Nembhard and Edmondson (2006) explained inclusive leadership as “leaders' positive behaviour that motivates people to contribute to the organization.” Personnel are more likely to consider themselves included in their job duties when they feel psychologically safe as a result of mutually advantageous exchange relationships with their supervisors (Javed et al., 2019). Psychological safety is a state in which people are free to express themselves without worrying about the possible repercussions on their self-perception, social standing, or professional prospects (Kahn, 1990). It is possible for employees to believe that they are receiving favourable treatment from the organisation if they are supported and helped by inclusive leaders (Carmeli et al., 2010; Nembhard & Edmonson, 2006). Carmeli et al. (2010) examined the effects of inclusive leadership, and the results suggested that inclusive leadership enhanced psychological safety. Employees' views of psychological safety are highly influenced by the associations between superiors and subordinates, particularly those felt by employees. Being able to create a suitable work atmosphere that allows for indirect information sharing can have an effect on employees' psychological safety (van der Berg, 2010).

Key Terms in this Chapter

Coworker Envy: Coworker's envy from the perspective of a targeted victim is the feeling of being resented or judged negatively by a colleague because of qualities or achievements that evoke jealousy or inadequacy.
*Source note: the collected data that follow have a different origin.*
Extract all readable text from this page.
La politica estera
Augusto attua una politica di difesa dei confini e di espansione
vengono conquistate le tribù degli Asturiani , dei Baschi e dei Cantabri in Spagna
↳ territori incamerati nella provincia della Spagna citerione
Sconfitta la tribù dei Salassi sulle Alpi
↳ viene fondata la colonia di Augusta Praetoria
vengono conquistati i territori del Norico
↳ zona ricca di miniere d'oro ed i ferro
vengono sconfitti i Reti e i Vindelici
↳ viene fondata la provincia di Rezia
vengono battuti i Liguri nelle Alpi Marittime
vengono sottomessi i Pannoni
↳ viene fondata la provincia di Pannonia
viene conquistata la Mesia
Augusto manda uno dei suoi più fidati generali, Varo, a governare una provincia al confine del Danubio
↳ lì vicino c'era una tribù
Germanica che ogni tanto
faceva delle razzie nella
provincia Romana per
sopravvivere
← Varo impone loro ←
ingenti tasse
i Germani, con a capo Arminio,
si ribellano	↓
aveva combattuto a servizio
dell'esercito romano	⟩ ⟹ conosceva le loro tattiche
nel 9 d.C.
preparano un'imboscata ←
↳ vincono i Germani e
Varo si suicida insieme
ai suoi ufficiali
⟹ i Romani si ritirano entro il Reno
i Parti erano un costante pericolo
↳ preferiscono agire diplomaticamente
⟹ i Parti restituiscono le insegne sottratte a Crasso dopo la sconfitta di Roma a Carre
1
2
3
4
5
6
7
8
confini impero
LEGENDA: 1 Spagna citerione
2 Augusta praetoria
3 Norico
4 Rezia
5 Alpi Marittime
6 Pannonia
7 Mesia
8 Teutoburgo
Psychological Safety: It is the degree to which individuals in a group or team feel that they can speak up, share their thoughts, express their ideas, and challenge the status quo without feeling embarrassed, judged or punished.
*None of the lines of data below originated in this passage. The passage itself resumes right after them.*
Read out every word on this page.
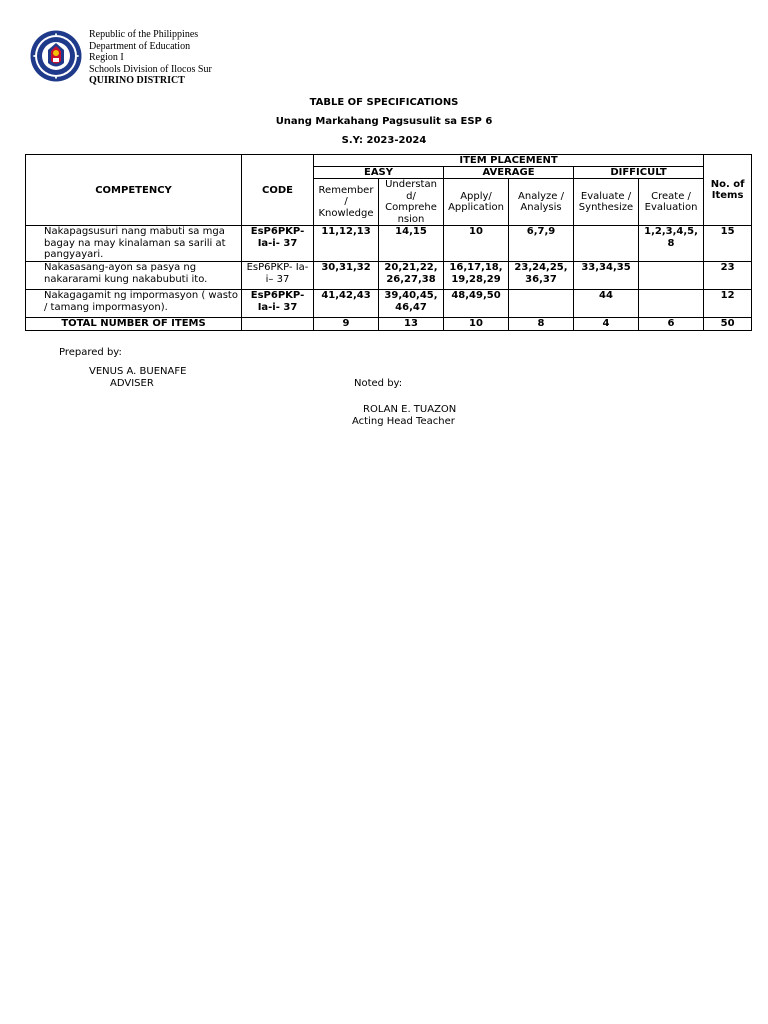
Republic of the Philippines
Department of Education
Region I
Schools Division of Ilocos Sur
QUIRINO DISTRICT
TABLE OF SPECIFICATIONS
Unang Markahang Pagsusulit sa ESP 6
S.Y: 2023-2024
COMPETENCY	CODE	ITEM PLACEMENT						No. of Items
		EASY		AVERAGE		DIFFICULT		
		Remember / Knowledge	Understan d/ Comprehe nsion	Apply/ Application	Analyze / Analysis	Evaluate / Synthesize	Create / Evaluation	
Nakapagsusuri nang mabuti sa mga bagay na may kinalaman sa sarili at pangyayari.	EsP6PKP- Ia-i- 37	11,12,13	14,15	10	6,7,9		1,2,3,4,5, 8	15
Nakasasang-ayon sa pasya ng nakararami kung nakabubuti ito.	EsP6PKP- Ia- i– 37	30,31,32	20,21,22, 26,27,38	16,17,18, 19,28,29	23,24,25, 36,37	33,34,35		23
Nakagagamit ng impormasyon ( wasto / tamang impormasyon).	EsP6PKP- Ia-i- 37	41,42,43	39,40,45, 46,47	48,49,50		44		12
TOTAL NUMBER OF ITEMS		9	13	10	8	4	6	50
Prepared by:
VENUS A. BUENAFE
ADVISER	Noted by:
ROLAN E. TUAZON
Acting Head Teacher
Inclusive Leadership: Inclusive leadership refers to the practice of cultivating an environment of respect, belonging, and fairness for all individuals in a given organization, regardless of their personal differences or backgrounds.
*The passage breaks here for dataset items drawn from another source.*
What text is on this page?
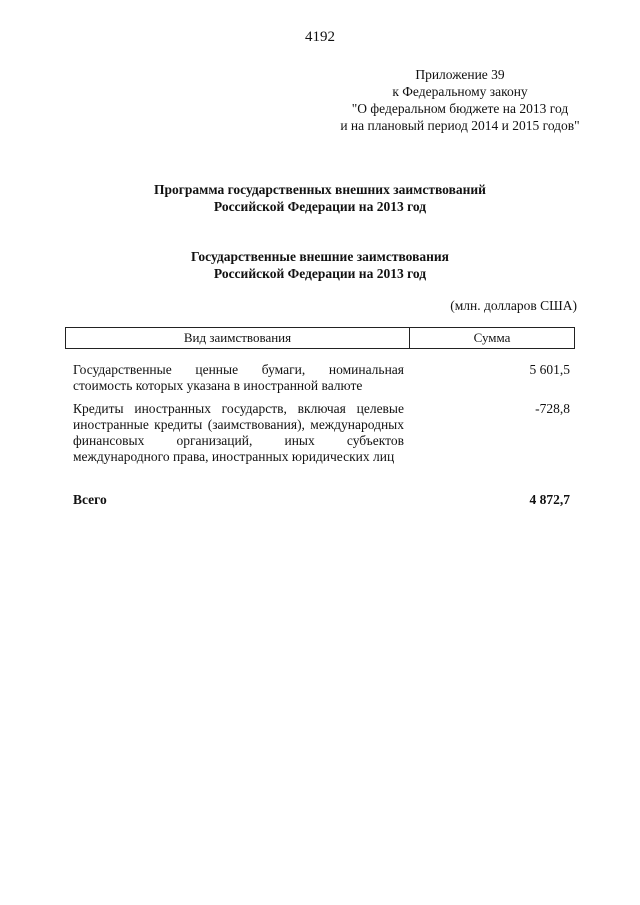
4192
Приложение 39
к Федеральному закону
"О федеральном бюджете на 2013 год
и на плановый период 2014 и 2015 годов"
Программа государственных внешних заимствований
Российской Федерации на 2013 год
Государственные внешние заимствования
Российской Федерации на 2013 год
(млн. долларов США)
Вид заимствования	Сумма
Государственные ценные бумаги, номинальная стоимость которых указана в иностранной валюте
5 601,5
Кредиты иностранных государств, включая целевые иностранные кредиты (заимствования), международных финансовых организаций, иных субъектов международного права, иностранных юридических лиц
-728,8
Всего	4 872,7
Organizational Cynicism: Organizational cynicism refers to a negative work attitude characterized by distrust, skepticism, and disillusionment toward an organization and its members.

Innovative Work Behavior: Innovative work behavior is the process of developing and implementing new and creative ideas and solutions in the workplace. It involves taking risks, challenging the status quo, and thinking outside the box to develop novel approaches to problem-solving.